McKenzie directly attributes her success with BlackFem to the skills she learned as a student. “Going into the process and embracing everything you can learn is really important,” she said. “I think that’s why I’ve been able to successfully build my business.”

Radical, Intersectional Feminism
The concept of radical feminism is at the core of BlackFem’s values and practices, and McKenzie places it at the forefront of the company’s goals.

“We have to have our everyday practices informed by some version of radical feminism,” McKenzie said. “And to make it even better, intersectional radical feminism.”

“People are always like, ‘Oh, what’s your return on investment?’” McKenzie said. “And I’m like, ‘My return on my investment is that I have more girls now going into the economy who can make it better.’ Why are we not utilizing an entire demographic of people who could actually strengthen our economy?”
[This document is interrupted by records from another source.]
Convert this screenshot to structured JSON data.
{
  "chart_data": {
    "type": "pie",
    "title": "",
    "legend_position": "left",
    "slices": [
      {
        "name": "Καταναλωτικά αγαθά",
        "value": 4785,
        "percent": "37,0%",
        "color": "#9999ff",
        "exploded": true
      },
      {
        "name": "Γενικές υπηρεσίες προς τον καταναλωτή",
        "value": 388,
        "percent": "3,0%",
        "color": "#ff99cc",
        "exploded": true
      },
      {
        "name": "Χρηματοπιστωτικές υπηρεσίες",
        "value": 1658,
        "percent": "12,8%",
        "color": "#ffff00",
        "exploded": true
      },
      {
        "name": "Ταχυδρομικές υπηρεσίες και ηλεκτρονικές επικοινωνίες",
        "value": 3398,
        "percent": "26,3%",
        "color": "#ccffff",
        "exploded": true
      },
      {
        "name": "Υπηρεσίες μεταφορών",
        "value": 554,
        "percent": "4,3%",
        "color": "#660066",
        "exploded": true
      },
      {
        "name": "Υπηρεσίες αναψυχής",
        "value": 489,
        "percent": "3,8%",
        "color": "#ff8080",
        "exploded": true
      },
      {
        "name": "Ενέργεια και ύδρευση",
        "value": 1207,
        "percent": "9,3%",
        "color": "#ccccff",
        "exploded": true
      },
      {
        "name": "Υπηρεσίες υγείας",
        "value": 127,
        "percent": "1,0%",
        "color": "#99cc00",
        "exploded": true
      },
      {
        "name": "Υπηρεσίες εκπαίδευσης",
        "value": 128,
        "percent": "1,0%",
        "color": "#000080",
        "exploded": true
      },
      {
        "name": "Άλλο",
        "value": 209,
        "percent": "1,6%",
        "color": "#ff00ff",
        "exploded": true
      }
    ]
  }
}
BlackFem’s commitment to intersectional feminist values is also informed by McKenzie’s personal and professional experiences as a black woman. In college, she felt unable to openly take pride in her identity as a woman of color. “I could be an athlete … I could be an LJST major, but could I be a black woman?” she recalls. “People had issues if you were that bold.”
At JP Morgan, McKenzie was the only woman and the only person of color on the trading floor. She said the experience was ultimately an empowering one, and she formed meaningful relationships and learned valuable skills. However, “having to deal with a hyper-masculine, overly-misogynistic frat house — let’s just call it that, because that’s all Wall Street really is — was tough.”

Although she still feels fear and self-doubt, McKenzie now sees them as something to welcome. “[BlackFem has] continued to grow, even with the mistakes I’ve made,” she said. “So I get to embrace waking up every day and feeling absolutely terrified and realizing if I don’t feel that way, then I’m doing something wrong.”